Kyrou stepped aside as Pahner slid through the door, pistol in a two-handed grip.

"What the hell is going on here?" the captain barked.

"Out!" Roger screamed. He picked O'Casey up by one biceps, and shoved her towards the door. "Out! All of you, out!" He pushed Kyrou so hard the heavyset private skittered backwards on his butt through the doorway. "If you're not out of here in one fucking second, I will fucking kill every fucking one of you!"

The solid door of the suite slammed shut with an ear-shattering boom, followed almost instantly by the sounds of complicated destruction.

"I think I could have handled that better," Eleanora said judiciously. "I'm not sure how, but I'm almost certain I could have."

"What just happened?" Kyrou said, lurching upright and looking around the main room of the suite, where the Marines were all staring at the door.

"Did he just say what I think he said?" Corporal Damdin asked, his eyes wide. "About the Empress?"

"Yes," Eleanora said calmly, "he did. But," she continued, raising her voice, "he just found out something very personal and unpleasant.
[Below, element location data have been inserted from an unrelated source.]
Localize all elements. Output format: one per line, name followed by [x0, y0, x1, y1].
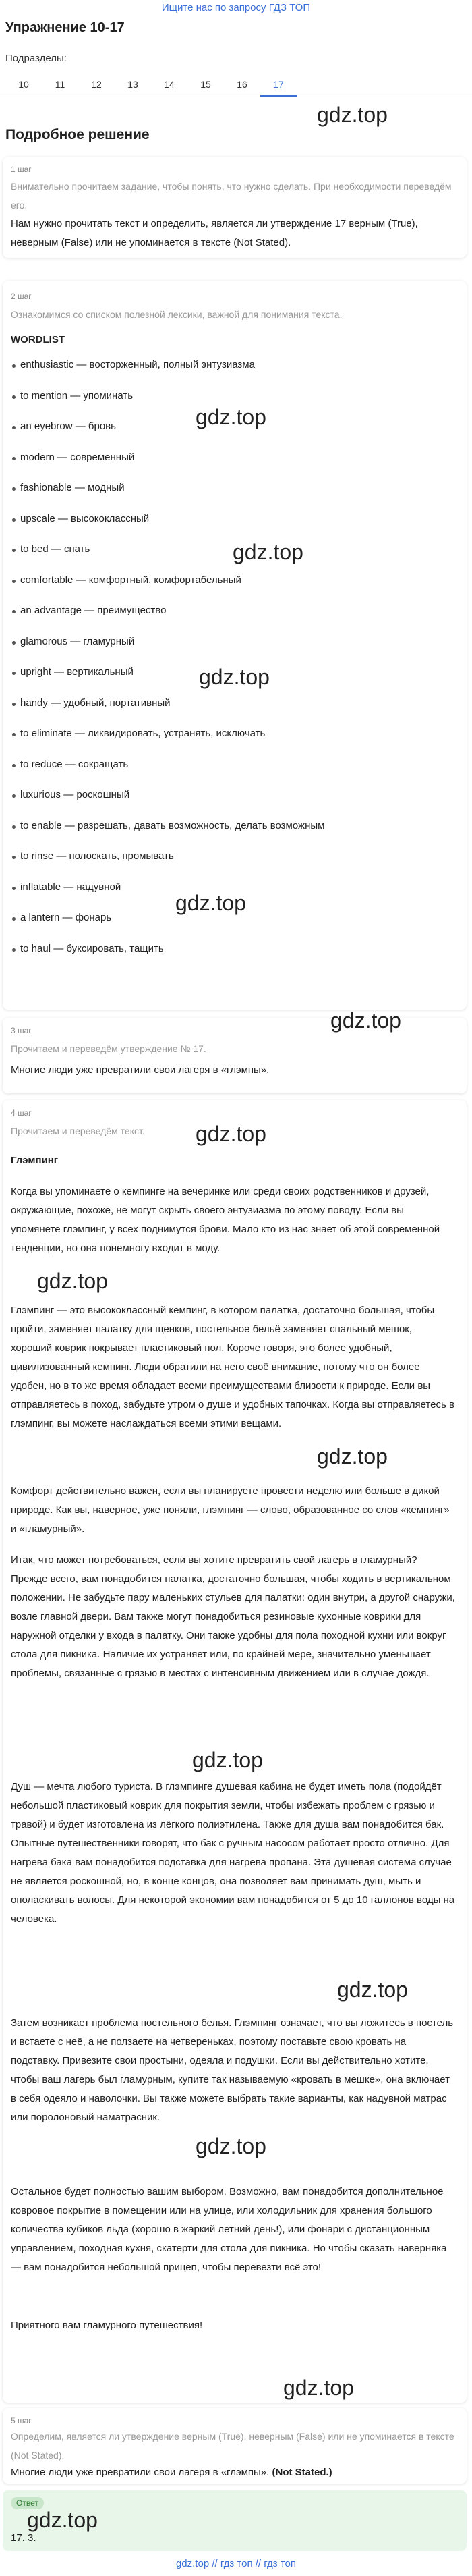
watermark: gdz.top [233, 540, 303, 564]
solution-heading: Подробное решение [5, 127, 150, 142]
tab-13[interactable]: 13 [127, 79, 138, 90]
wordlist-item: upscale — высококлассный [20, 513, 150, 524]
watermark: gdz.top [317, 1444, 388, 1469]
watermark: gdz.top [196, 405, 266, 429]
wordlist-item: to eliminate — ликвидировать, устранять, исключать [20, 728, 266, 739]
step-5-verdict: (Not Stated.) [272, 2467, 332, 2478]
step-1-text: Нам нужно прочитать текст и определить, является ли утверждение 17 верным (True), неверным (False) или не упоминается в тексте (Not Stated). [11, 218, 418, 248]
tab-11[interactable]: 11 [55, 79, 65, 90]
bullet-icon [12, 549, 16, 552]
bullet-icon [12, 856, 16, 859]
answer-label: Ответ [11, 2497, 44, 2509]
bullet-icon [12, 703, 16, 706]
footer-links[interactable]: gdz.top // гдз топ // гдз топ [175, 2558, 297, 2569]
wordlist-item: luxurious — роскошный [20, 789, 130, 800]
wordlist-item: a lantern — фонарь [20, 912, 112, 923]
text-paragraph-7: Остальное будет полностью вашим выбором. Возможно, вам понадобится дополнительное ковровое покрытие в помещении или на улице, или холодильник для хранения большого количества кубиков льда (хорошо в жаркий летний день!), или фонари с дистанционным управлением, походная кухня, скатерти для стола для пикника. Но чтобы сказать наверняка — вам понадобится небольшой прицеп, чтобы перевезти всё это! [11, 2186, 447, 2273]
text-paragraph-5: Душ — мечта любого туриста. В глэмпинге душевая кабина не будет иметь пола (подойдёт небольшой пластиковый коврик для покрытия земли, чтобы избежать проблем с грязью и травой) и будет изготовлена из лёгкого полиэтилена. Также для душа вам понадобится бак. Опытные путешественники говорят, что бак с ручным насосом работает просто отлично. Для нагрева бака вам понадобится подставка для нагрева пропана. Эта душевая система случае не является роскошной, но, в конце концов, она позволяет вам принимать душ, мыть и ополаскивать волосы. Для некоторой экономии вам понадобится от 5 до 10 галлонов воды на человека. [11, 1781, 455, 1925]
tab-12[interactable]: 12 [91, 79, 102, 90]
watermark: gdz.top [196, 1122, 266, 1146]
page-title: Упражнение 10-17 [5, 20, 125, 35]
bullet-icon [12, 580, 16, 583]
watermark: gdz.top [192, 1748, 263, 1772]
tab-10[interactable]: 10 [18, 79, 29, 90]
wordlist-item: modern — современный [20, 451, 135, 463]
wordlist-item: upright — вертикальный [20, 666, 134, 678]
step-1-hint: Внимательно прочитаем задание, чтобы понять, что нужно сделать. При необходимости переведём его. [11, 181, 452, 211]
wordlist-item: an eyebrow — бровь [20, 420, 116, 432]
text-paragraph-6: Затем возникает проблема постельного белья. Глэмпинг означает, что вы ложитесь в постель и встаете с неё, а не ползаете на четвереньках, поэтому поставьте свою кровать на подставку. Привезите свои простыни, одеяла и подушки. Если вы действительно хотите, чтобы ваш лагерь был гламурным, купите так называемую «кровать в мешке», она включает в себя одеяло и наволочки. Вы также можете выбрать такие варианты, как надувной матрас или поролоновый наматрасник. [11, 2017, 454, 2123]
answer-value: 17. 3. [11, 2532, 36, 2544]
watermark: gdz.top [317, 103, 388, 127]
bullet-icon [12, 825, 16, 829]
watermark: gdz.top [196, 2134, 266, 2158]
step-1-label: 1 шаг [11, 165, 32, 174]
bullet-icon [12, 887, 16, 890]
wordlist-item: fashionable — модный [20, 482, 125, 493]
wordlist-item: to reduce — сокращать [20, 759, 129, 770]
wordlist-item: an advantage — преимущество [20, 605, 167, 616]
wordlist-item: to haul — буксировать, тащить [20, 943, 164, 954]
wordlist-item: inflatable — надувной [20, 881, 121, 893]
bullet-icon [12, 487, 16, 491]
step-5-hint: Определим, является ли утверждение верным (True), неверным (False) или не упоминается в тексте (Not Stated). [11, 2431, 454, 2461]
watermark: gdz.top [337, 1977, 408, 2002]
bullet-icon [12, 364, 16, 368]
wordlist-item: to enable — разрешать, давать возможность, делать возможным [20, 820, 325, 831]
wordlist-item: enthusiastic — восторженный, полный энтузиазма [20, 359, 255, 371]
wordlist-item: to bed — спать [20, 543, 90, 555]
bullet-icon [12, 948, 16, 952]
tab-14[interactable]: 14 [164, 79, 175, 90]
step-3-label: 3 шаг [11, 1026, 32, 1035]
watermark: gdz.top [283, 2376, 354, 2400]
text-paragraph-8: Приятного вам гламурного путешествия! [11, 2320, 203, 2331]
step-5-statement: Многие люди уже превратили свои лагеря в «глэмпы». [11, 2467, 270, 2478]
step-4-hint: Прочитаем и переведём текст. [11, 1126, 145, 1136]
watermark: gdz.top [27, 2508, 98, 2532]
wordlist-item: to mention — упоминать [20, 390, 134, 402]
step-5-label: 5 шаг [11, 2416, 32, 2426]
wordlist-heading: WORDLIST [11, 334, 65, 346]
bullet-icon [12, 518, 16, 522]
bullet-icon [12, 917, 16, 921]
bullet-icon [12, 672, 16, 675]
bullet-icon [12, 641, 16, 645]
step-2-hint: Ознакомимся со списком полезной лексики, важной для понимания текста. [11, 309, 343, 320]
text-paragraph-3: Комфорт действительно важен, если вы планируете провести неделю или больше в дикой природе. Как вы, наверное, уже поняли, глэмпинг — слово, образованное со слов «кемпинг» и «гламурный». [11, 1485, 450, 1535]
bullet-icon [12, 457, 16, 460]
watermark: gdz.top [175, 891, 246, 915]
bullet-icon [12, 395, 16, 399]
step-3-hint: Прочитаем и переведём утверждение № 17. [11, 1043, 206, 1054]
top-banner[interactable]: Ищите нас по запросу ГДЗ ТОП [161, 2, 311, 13]
watermark: gdz.top [330, 1008, 401, 1033]
step-2-label: 2 шаг [11, 292, 32, 301]
bullet-icon [12, 794, 16, 798]
text-paragraph-1: Когда вы упоминаете о кемпинге на вечеринке или среди своих родственников и друзей, окружающие, похоже, не могут скрыть своего энтузиазма по этому поводу. Если вы упомянете глэмпинг, у всех поднимутся брови. Мало кто из нас знает об этой современной тенденции, но она понемногу входит в моду. [11, 1186, 440, 1254]
step-4-label: 4 шаг [11, 1108, 32, 1118]
watermark: gdz.top [37, 1269, 108, 1293]
tab-17[interactable]: 17 [260, 74, 297, 97]
wordlist-item: glamorous — гламурный [20, 636, 135, 647]
wordlist-item: handy — удобный, портативный [20, 697, 171, 709]
bullet-icon [12, 764, 16, 767]
text-heading: Глэмпинг [11, 1155, 59, 1166]
bullet-icon [12, 733, 16, 736]
step-3-text: Многие люди уже превратили свои лагеря в «глэмпы». [11, 1064, 270, 1076]
step-5-text [11, 2463, 456, 2482]
tab-16[interactable]: 16 [237, 79, 247, 90]
bullet-icon [12, 426, 16, 429]
subsection-tabs [0, 74, 472, 97]
bullet-icon [12, 610, 16, 613]
watermark: gdz.top [199, 665, 270, 689]
tab-15[interactable]: 15 [200, 79, 211, 90]
text-paragraph-4: Итак, что может потребоваться, если вы хотите превратить свой лагерь в гламурный? Прежде всего, вам понадобится палатка, достаточно большая, чтобы ходить в вертикальном положении. Не забудьте пару маленьких стульев для палатки: один внутри, а другой снаружи, возле главной двери. Вам также могут понадобиться резиновые кухонные коврики для наружной отделки у входа в палатку. Они также удобны для пола походной кухни или вокруг стола для пикника. Наличие их устраняет или, по крайней мере, значительно уменьшает проблемы, связанные с грязью в местах с интенсивным движением или в случае дождя. [11, 1554, 455, 1679]
subsections-label: Подразделы: [5, 53, 67, 64]
wordlist-item: comfortable — комфортный, комфортабельный [20, 574, 241, 586]
text-paragraph-2: Глэмпинг — это высококлассный кемпинг, в котором палатка, достаточно большая, чтобы пройти, заменяет палатку для щенков, постельное бельё заменяет спальный мешок, хороший коврик покрывает пластиковый пол. Короче говоря, это более удобный, цивилизованный кемпинг. Люди обратили на него своё внимание, потому что он более удобен, но в то же время обладает всеми преимуществами близости к природе. Если вы отправляетесь в поход, забудьте утром о душе и удобных тапочках. Когда вы отправляетесь в глэмпинг, вы можете наслаждаться всеми этими вещами. [11, 1305, 454, 1429]
wordlist-item: to rinse — полоскать, промывать [20, 850, 174, 862]
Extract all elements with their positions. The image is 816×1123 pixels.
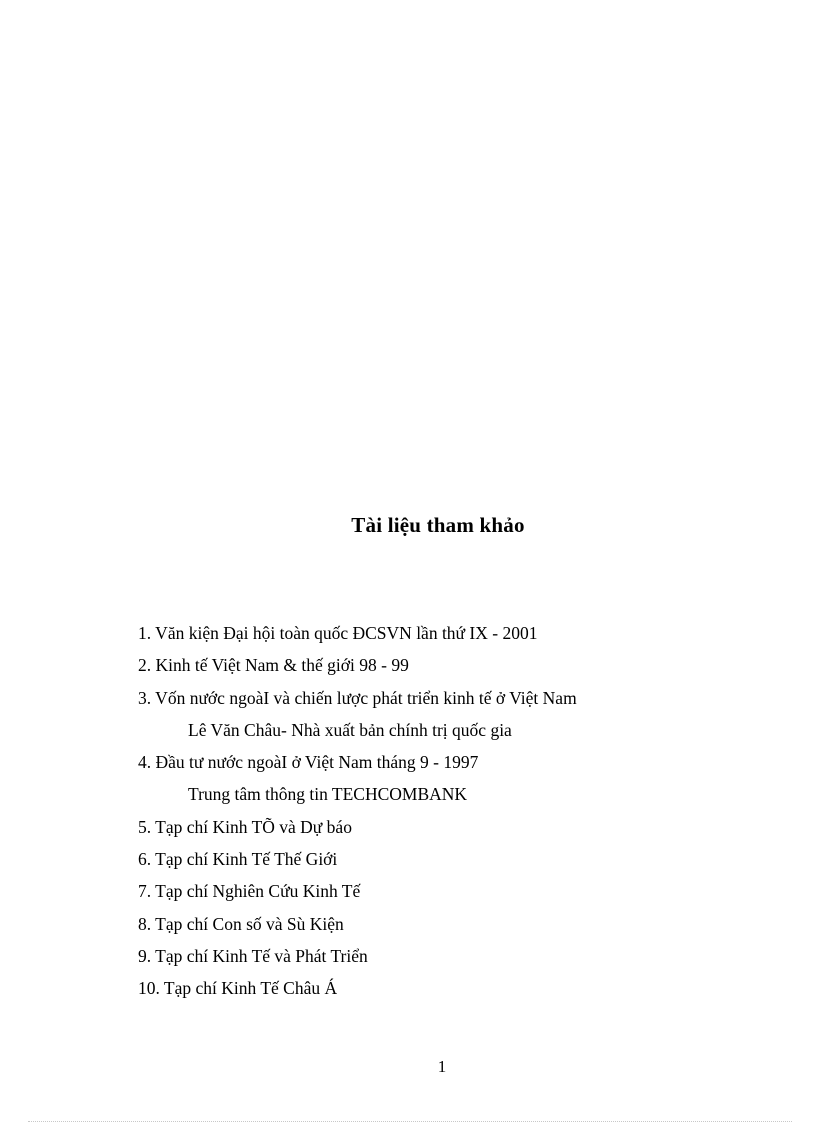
reference-item-detail: Trung tâm thông tin TECHCOMBANK [188,784,468,805]
reference-item: 5. Tạp chí Kinh TÕ và Dự báo [138,816,352,837]
reference-item: 10. Tạp chí Kinh Tế Châu Á [138,978,338,999]
page-bottom-divider [28,1121,792,1122]
reference-item: 8. Tạp chí Con số và Sù Kiện [138,913,344,934]
page-number: 1 [437,1057,447,1076]
reference-item: 6. Tạp chí Kinh Tế Thế Giới [138,849,338,870]
page-title: Tài liệu tham khảo [351,513,525,537]
reference-item: 9. Tạp chí Kinh Tế và Phát Triển [138,945,368,966]
reference-list [138,620,698,1008]
reference-item: 1. Văn kiện Đại hội toàn quốc ĐCSVN lần thứ IX - 2001 [138,623,538,643]
reference-item: 7. Tạp chí Nghiên Cứu Kinh Tế [138,881,361,902]
reference-item: 4. Đầu tư nước ngoàI ở Việt Nam tháng 9 - 1997 [138,752,479,773]
reference-item: 2. Kinh tế Việt Nam & thế giới 98 - 99 [138,655,409,676]
reference-item-detail: Lê Văn Châu- Nhà xuất bản chính trị quốc gia [188,719,512,740]
reference-item: 3. Vốn nước ngoàI và chiến lược phát triển kinh tế ở Việt Nam [138,687,577,708]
He's very upset with the Empress, not as the Empress, but as his mother. I think that once he calms down," she suggested as the sound of breaking wood came through the door, "he'll be less—"

"Treasonous?" Pahner suggested lightly.

"He's angry at his mother, Captain—very angry, I might add, and not completely without reason—and, not at the Empress," the chief of staff said coldly. "There is, in this instance, a distinct difference. One you and I need to discuss."